Unable to login opendistro kibana while authenticating with keycloak. Keycloak token cookie exceeds storage limit

I have configured opendistro with keycloak. As per requirement i have a user which is assigned with multiple roles in keycloak (50roles). So, when i’m trying to access kibana with this user, i’m getting multiple redirections. And at inspector console it is showing cookie size exceeds to its limit.
Then from keycloak token cookie i have removed refresh token and used only id token. Able to login after that , but without refresh token window is reloading simultaneously.

kibana_cookie_issue_11908×216 49.7 KB

“Set-Cookie header is ignored in response from url: http://xxxxxx/testkibana/auth/openid/login?state=OQtR.-b17d-4437-ae63-833371a11556. The combined size of the name and value must be less than or equal to 4096 characters.”

Can anyone help me out so that i can access kibana with user having multiple roles without disabling refresh token from cookie.

@bhavuk_7

Could you try to lower the number of assigned roles? Roles are passed with the token cookie during authentication.
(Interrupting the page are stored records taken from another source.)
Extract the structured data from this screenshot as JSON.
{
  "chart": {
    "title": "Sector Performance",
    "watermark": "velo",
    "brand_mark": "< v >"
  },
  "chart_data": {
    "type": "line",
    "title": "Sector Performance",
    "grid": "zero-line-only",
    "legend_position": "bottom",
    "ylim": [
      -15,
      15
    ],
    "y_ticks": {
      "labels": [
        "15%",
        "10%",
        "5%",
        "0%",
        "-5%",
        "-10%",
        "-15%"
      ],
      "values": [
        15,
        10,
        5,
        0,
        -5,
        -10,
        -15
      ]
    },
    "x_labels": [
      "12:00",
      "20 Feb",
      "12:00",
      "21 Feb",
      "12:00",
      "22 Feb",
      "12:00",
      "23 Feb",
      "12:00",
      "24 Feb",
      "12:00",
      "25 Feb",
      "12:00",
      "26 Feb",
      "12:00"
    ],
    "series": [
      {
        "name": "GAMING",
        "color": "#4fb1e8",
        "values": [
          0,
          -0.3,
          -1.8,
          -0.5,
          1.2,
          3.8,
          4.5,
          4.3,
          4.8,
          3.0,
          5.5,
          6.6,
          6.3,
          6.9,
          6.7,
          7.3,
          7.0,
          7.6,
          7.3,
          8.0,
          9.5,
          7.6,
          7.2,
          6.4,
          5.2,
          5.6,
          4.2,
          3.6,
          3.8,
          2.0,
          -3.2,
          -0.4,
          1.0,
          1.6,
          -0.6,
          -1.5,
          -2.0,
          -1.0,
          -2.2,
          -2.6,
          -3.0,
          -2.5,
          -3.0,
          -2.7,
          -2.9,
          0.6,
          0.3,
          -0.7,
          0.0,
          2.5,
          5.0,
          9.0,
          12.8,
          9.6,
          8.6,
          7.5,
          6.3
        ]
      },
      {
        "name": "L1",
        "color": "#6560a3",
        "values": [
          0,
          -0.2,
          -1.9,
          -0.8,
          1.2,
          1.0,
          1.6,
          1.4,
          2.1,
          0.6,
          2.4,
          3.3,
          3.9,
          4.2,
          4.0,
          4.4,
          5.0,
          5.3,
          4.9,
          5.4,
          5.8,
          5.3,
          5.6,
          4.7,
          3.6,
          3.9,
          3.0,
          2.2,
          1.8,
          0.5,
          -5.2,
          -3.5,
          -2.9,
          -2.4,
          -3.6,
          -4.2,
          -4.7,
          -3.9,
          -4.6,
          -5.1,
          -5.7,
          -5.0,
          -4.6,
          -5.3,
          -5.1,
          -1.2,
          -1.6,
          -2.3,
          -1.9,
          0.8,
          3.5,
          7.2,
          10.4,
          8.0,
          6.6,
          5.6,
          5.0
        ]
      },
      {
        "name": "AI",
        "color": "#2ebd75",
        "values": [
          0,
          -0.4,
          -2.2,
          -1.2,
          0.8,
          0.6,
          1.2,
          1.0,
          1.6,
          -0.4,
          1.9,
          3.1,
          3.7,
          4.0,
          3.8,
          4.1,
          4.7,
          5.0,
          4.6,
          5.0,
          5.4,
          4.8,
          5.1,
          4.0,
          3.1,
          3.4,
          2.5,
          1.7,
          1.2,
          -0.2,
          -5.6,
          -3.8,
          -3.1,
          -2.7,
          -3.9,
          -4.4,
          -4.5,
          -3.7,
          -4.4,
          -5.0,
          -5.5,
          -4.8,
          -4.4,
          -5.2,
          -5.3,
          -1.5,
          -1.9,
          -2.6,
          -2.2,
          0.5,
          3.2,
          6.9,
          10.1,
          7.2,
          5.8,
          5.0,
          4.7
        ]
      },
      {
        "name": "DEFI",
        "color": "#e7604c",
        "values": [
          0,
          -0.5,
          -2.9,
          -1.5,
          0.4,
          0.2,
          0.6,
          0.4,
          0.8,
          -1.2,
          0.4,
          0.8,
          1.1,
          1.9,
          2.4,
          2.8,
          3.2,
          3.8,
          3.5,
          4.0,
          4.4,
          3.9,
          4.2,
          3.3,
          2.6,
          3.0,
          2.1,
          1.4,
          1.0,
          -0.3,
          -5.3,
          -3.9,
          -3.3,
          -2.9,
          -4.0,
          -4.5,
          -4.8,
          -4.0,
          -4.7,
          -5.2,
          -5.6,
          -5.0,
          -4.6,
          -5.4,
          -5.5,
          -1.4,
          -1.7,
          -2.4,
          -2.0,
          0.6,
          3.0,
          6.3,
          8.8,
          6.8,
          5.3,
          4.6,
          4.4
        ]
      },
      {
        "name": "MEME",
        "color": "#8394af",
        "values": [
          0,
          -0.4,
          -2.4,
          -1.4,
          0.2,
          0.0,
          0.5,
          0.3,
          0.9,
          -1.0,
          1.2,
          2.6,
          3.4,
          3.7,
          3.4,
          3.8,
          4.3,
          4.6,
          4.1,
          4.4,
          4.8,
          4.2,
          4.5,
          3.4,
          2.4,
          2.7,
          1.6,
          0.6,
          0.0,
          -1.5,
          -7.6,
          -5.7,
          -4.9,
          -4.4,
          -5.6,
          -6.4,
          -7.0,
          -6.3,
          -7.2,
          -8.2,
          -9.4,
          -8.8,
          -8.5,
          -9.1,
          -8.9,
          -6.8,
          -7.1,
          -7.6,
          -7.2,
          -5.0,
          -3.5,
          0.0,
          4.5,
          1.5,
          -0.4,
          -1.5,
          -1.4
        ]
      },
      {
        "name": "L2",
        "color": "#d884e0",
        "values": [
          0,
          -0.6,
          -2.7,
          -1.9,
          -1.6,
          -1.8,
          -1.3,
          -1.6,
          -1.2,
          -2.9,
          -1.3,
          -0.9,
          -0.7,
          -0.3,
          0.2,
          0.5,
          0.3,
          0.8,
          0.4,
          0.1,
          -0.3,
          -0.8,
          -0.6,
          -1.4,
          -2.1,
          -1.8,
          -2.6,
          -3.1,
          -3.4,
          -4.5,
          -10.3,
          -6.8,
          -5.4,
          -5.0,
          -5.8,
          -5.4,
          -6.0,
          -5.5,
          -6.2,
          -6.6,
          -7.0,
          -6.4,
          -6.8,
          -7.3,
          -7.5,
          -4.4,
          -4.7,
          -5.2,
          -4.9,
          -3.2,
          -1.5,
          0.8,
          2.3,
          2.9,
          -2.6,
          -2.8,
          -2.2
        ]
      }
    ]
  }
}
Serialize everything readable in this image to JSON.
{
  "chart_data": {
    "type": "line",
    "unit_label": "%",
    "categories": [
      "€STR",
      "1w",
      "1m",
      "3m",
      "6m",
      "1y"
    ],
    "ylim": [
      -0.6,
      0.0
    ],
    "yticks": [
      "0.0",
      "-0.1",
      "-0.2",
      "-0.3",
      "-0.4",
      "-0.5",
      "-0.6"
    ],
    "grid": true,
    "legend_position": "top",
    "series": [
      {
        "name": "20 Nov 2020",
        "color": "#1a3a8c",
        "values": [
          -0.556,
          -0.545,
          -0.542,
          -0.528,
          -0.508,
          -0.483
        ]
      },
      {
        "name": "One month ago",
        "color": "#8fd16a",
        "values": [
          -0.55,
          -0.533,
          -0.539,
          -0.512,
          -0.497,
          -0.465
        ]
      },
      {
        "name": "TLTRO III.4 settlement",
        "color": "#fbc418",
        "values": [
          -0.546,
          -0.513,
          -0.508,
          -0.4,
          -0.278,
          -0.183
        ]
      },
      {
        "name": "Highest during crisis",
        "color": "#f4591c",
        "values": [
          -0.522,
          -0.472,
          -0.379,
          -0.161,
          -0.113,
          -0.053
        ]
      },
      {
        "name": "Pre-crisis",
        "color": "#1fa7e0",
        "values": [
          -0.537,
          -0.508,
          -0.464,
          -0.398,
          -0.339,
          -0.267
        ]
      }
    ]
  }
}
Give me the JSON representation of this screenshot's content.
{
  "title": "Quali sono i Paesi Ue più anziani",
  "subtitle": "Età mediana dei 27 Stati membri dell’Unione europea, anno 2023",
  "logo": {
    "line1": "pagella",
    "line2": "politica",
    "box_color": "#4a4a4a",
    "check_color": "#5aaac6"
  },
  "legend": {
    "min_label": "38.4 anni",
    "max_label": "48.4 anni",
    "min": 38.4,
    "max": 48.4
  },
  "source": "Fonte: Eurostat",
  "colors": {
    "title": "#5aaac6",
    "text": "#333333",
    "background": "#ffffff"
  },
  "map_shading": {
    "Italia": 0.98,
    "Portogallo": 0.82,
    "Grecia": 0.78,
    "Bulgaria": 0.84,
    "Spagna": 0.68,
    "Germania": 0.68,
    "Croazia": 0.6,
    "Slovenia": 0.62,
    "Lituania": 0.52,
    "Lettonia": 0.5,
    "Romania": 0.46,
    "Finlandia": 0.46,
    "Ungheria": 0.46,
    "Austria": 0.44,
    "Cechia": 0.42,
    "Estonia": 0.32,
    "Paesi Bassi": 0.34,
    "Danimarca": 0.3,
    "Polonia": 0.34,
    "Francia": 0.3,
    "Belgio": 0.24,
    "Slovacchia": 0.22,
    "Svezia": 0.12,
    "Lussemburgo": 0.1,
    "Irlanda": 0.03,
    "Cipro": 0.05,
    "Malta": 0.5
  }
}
thanks for the quick reply @pablo.

i have tried by reducing the roles and able to login but as mentioned earlier in issue, assigning those roles to the user is my requirement so can’t reduce them.
Because on opendistro official documentation i haven’t seen any point defining maximum number of roles limit that can be assigned per user while using openid auth with opendistro.

If there is any other solution for reducing the cookie size while keeping those roles, will be a great help.

@bhavuk_7

This issue is not related to the number of roles but the size of the cookie which is 4096 bytes. This has been already reported to the dev team.
https://github.com/opensearch-project/security/issues/375

As per the reported bug, the only workaround is to limit the number of roles.